Personal musings on shipping the first version of software.

I find it amusing that even though Peter and I have been on very different schedules as of late (and thus haven't run into each other around the house much) his latest blog entry captured very much what I've been focused on as of late.

I have been neglecting regular updates to my blog for the last month or so because I've been coming home completely mentally fried.  At work, I have been struggling with many of the questions that Peter described in his blog for a particularly difficult feature in the product I'm currently working on.  I seriously spent a few days just trying to figure out what a user would expect to see and be able to do with this one particular facet of our product.  I then spent two weeks brainstorming solutions with everyone else on the team to come up with a list of six or seven options.  Next, the dev team went through and "costed" (calculated how long a feature would take to get working) each option.  Finally, we went through and listed all of the side-effects each option had.  After about a month total of data collection and analysis, it became fairly clear which options were feasible (note, we didn't have all the data like test costs, or localization hit. those costs weren't necessary to see which options were expensive and which weren't).

Late last week, we met with the other teams that would be affected by the option picked and made a decision.  We picked "Option 1".  Option 1 was "Cut the Feature".  You see, we're closing in on Beta2 and many of best options just couldn't be considered because there isn't enough time to get all of the existing work done and add this new work on top.  Sometimes it can be very frustrating to watch a feature fall on the floor because we miscalculated something(s) in the beginning and don't have time to go back to fix it correctly.  Other times it's just frustrating trying to figure out what to do with such problematic features and cutting them is something of a relief even if you now have to worry that you've cut too deep.  Ultimately, I think cutting this particular feature was the right thing to do but I do wonder how users will interact differently with the product without this feature.

I obviously can't go into details about the exact feature here (otherwise I would have already) but I wish I could.  I often wish that my day job project could operate like my Open Source project.  The feedback loop is so much tighter when the community is built into the project.  Maybe after we ship I'll discuss it, but I doubt it.
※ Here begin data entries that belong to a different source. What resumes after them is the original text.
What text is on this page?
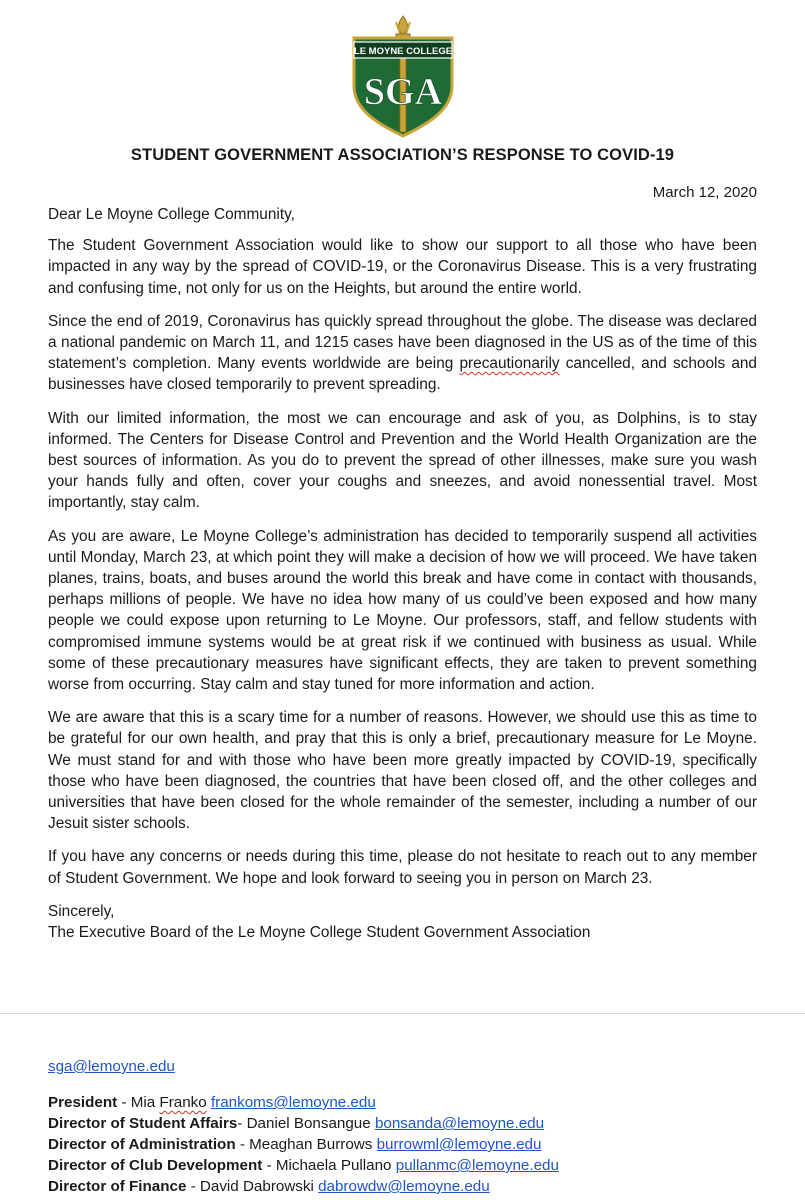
LE MOYNE COLLEGE
SGA
STUDENT GOVERNMENT ASSOCIATION’S RESPONSE TO COVID-19
March 12, 2020

Dear Le Moyne College Community,

The Student Government Association would like to show our support to all those who have been impacted in any way by the spread of COVID-19, or the Coronavirus Disease. This is a very frustrating and confusing time, not only for us on the Heights, but around the entire world.

Since the end of 2019, Coronavirus has quickly spread throughout the globe. The disease was declared a national pandemic on March 11, and 1215 cases have been diagnosed in the US as of the time of this statement’s completion. Many events worldwide are being precautionarily cancelled, and schools and businesses have closed temporarily to prevent spreading.

With our limited information, the most we can encourage and ask of you, as Dolphins, is to stay informed. The Centers for Disease Control and Prevention and the World Health Organization are the best sources of information. As you do to prevent the spread of other illnesses, make sure you wash your hands fully and often, cover your coughs and sneezes, and avoid nonessential travel. Most importantly, stay calm.

As you are aware, Le Moyne College’s administration has decided to temporarily suspend all activities until Monday, March 23, at which point they will make a decision of how we will proceed. We have taken planes, trains, boats, and buses around the world this break and have come in contact with thousands, perhaps millions of people. We have no idea how many of us could’ve been exposed and how many people we could expose upon returning to Le Moyne. Our professors, staff, and fellow students with compromised immune systems would be at great risk if we continued with business as usual. While some of these precautionary measures have significant effects, they are taken to prevent something worse from occurring. Stay calm and stay tuned for more information and action.

We are aware that this is a scary time for a number of reasons. However, we should use this as time to be grateful for our own health, and pray that this is only a brief, precautionary measure for Le Moyne. We must stand for and with those who have been more greatly impacted by COVID-19, specifically those who have been diagnosed, the countries that have been closed off, and the other colleges and universities that have been closed for the whole remainder of the semester, including a number of our Jesuit sister schools.

If you have any concerns or needs during this time, please do not hesitate to reach out to any member of Student Government. We hope and look forward to seeing you in person on March 23.

Sincerely,
The Executive Board of the Le Moyne College Student Government Association

sga@lemoyne.edu
President - Mia Franko frankoms@lemoyne.edu
Director of Student Affairs- Daniel Bonsangue bonsanda@lemoyne.edu
Director of Administration - Meaghan Burrows burrowml@lemoyne.edu
Director of Club Development - Michaela Pullano pullanmc@lemoyne.edu
Director of Finance - David Dabrowski dabrowdw@lemoyne.edu
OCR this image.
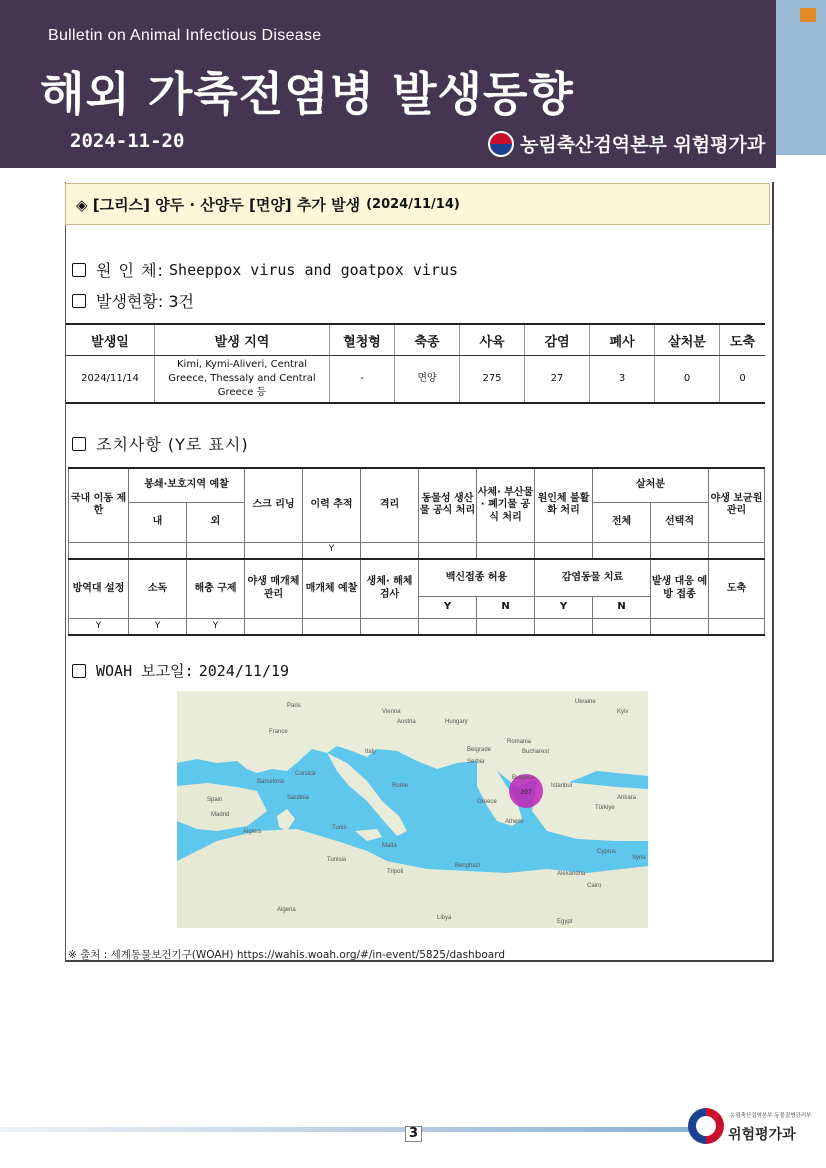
Bulletin on Animal Infectious Disease
해외 가축전염병 발생동향
2024-11-20	농림축산검역본부 위험평가과
◈ [그리스] 양두 · 산양두 [면양] 추가 발생 (2024/11/14)
원 인 체:
Sheeppox virus and goatpox virus
발생현황:
3건
발생일	발생 지역	혈청형	축종	사육	감염	폐사	살처분	도축
2024/11/14	Kimi, Kymi-Aliveri, Central Greece, Thessaly and Central Greece 등	-	면양	275	27	3	0	0
조치사항 (Y로 표시)
국내 이동 제한	봉쇄·보호지역 예찰		스크 리닝	이력 추적	격리	동물성 생산물 공식 처리	사체· 부산물· 폐기물 공식 처리	원인체 불활화 처리	살처분		야생 보균원 관리
	내	외							전체	선택적	
				Y							
방역대 설정	소독	해충 구제	야생 매개체 관리	매개체 예찰	생체· 해체 검사	백신접종 허용		감염동물 치료		발생 대응 예방 접종	도축
						Y	N	Y	N		
Y	Y	Y									
WOAH 보고일:
2024/11/19
207
Ukraine
France
Italy
Spain	Greece
Türkiye
Algeria
Libya
Egypt
Romania
Bulgaria
Hungary
Austria
Serbia
Tunisia
Malta
Cyprus
Syria
Ankara
Paris
Barcelona
Madrid
Rome
Athens
Istanbul
Bucharest
Belgrade
Vienna
Tunis
Tripoli
Benghazi
Alexandria
Cairo
Sardinia
Corsica
Algiers
Kyiv
※ 출처 : 세계동물보건기구(WOAH) https://wahis.woah.org/#/in-event/5825/dashboard
3
농림축산검역본부 동물질병관리부
위험평가과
Finally, first version projects (like what I'm working on) are notoriously difficult to wander through because quite often you're building something for an audience (community?) that doesn't exist yet.  Each feature is vetted against what you imagine your customers are going to need because your customers don't exist yet.  In my humble opinion, that is why everyone says you should wait for the third version of a product.  It usually takes a couple versions of customer feedback to be incorporated into the product before users find the products truly usable.  This is yet another example of why I enjoy working on my Open Source project; the feedback loop is much tighter.
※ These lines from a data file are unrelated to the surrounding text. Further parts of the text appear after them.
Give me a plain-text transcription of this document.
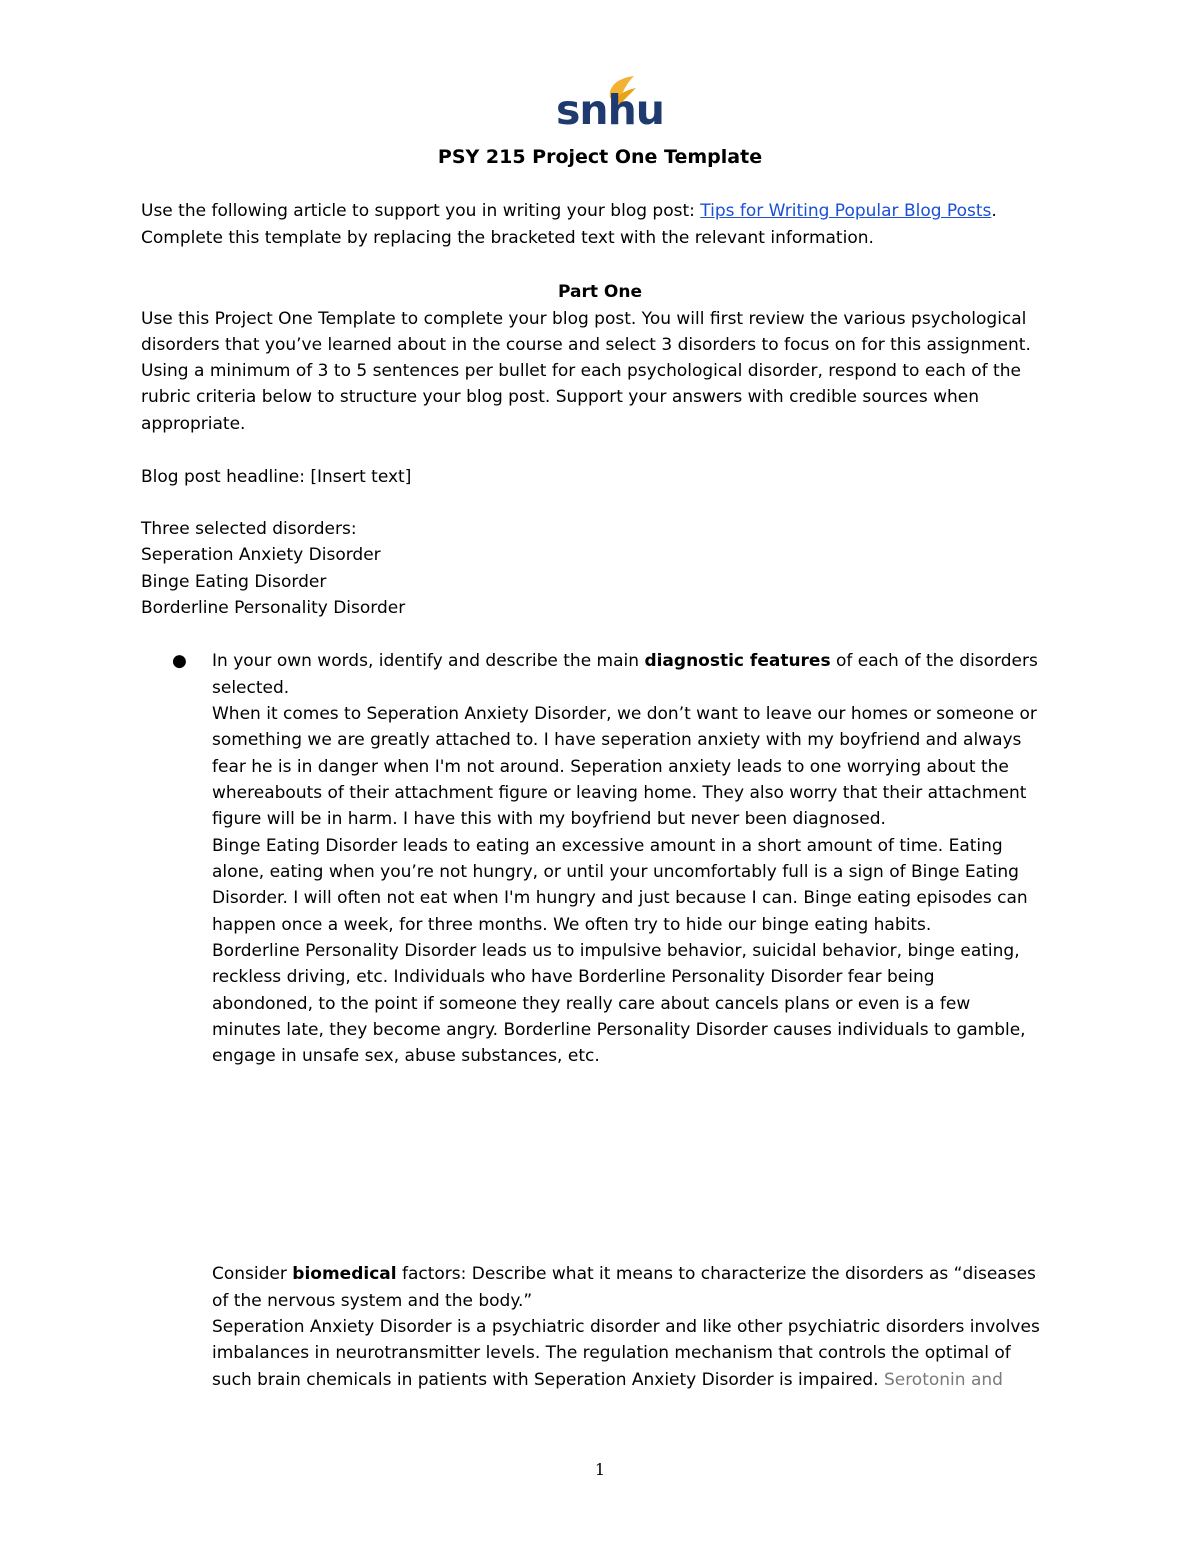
snhu
PSY 215 Project One Template
Use the following article to support you in writing your blog post: Tips for Writing Popular Blog Posts.
Complete this template by replacing the bracketed text with the relevant information.
Part One
Use this Project One Template to complete your blog post. You will first review the various psychological
disorders that you’ve learned about in the course and select 3 disorders to focus on for this assignment.
Using a minimum of 3 to 5 sentences per bullet for each psychological disorder, respond to each of the
rubric criteria below to structure your blog post. Support your answers with credible sources when
appropriate.
Blog post headline: [Insert text]
Three selected disorders:
Seperation Anxiety Disorder
Binge Eating Disorder
Borderline Personality Disorder
● In your own words, identify and describe the main diagnostic features of each of the disorders
selected.
When it comes to Seperation Anxiety Disorder, we don’t want to leave our homes or someone or
something we are greatly attached to. I have seperation anxiety with my boyfriend and always
fear he is in danger when I'm not around. Seperation anxiety leads to one worrying about the
whereabouts of their attachment figure or leaving home. They also worry that their attachment
figure will be in harm. I have this with my boyfriend but never been diagnosed.
Binge Eating Disorder leads to eating an excessive amount in a short amount of time. Eating
alone, eating when you’re not hungry, or until your uncomfortably full is a sign of Binge Eating
Disorder. I will often not eat when I'm hungry and just because I can. Binge eating episodes can
happen once a week, for three months. We often try to hide our binge eating habits.
Borderline Personality Disorder leads us to impulsive behavior, suicidal behavior, binge eating,
reckless driving, etc. Individuals who have Borderline Personality Disorder fear being
abondoned, to the point if someone they really care about cancels plans or even is a few
minutes late, they become angry. Borderline Personality Disorder causes individuals to gamble,
engage in unsafe sex, abuse substances, etc.
Consider biomedical factors: Describe what it means to characterize the disorders as “diseases
of the nervous system and the body.”
Seperation Anxiety Disorder is a psychiatric disorder and like other psychiatric disorders involves
imbalances in neurotransmitter levels. The regulation mechanism that controls the optimal of
such brain chemicals in patients with Seperation Anxiety Disorder is impaired. Serotonin and
1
On a brighter note, it looks like all of this struggling will be behind me in the next week or two.  Then I'll be off to Italy for a week.  When I get back from holiday, I'll actually get back to write code again.  Yes, for the last few months I've been of working on a non-coding feature.  I can't tell you how much I am looking forward to writing code again.  I always thought I could be a PM (I know I'd be a lousy Tester) but now I know better.  I'm a Developer.  I write code.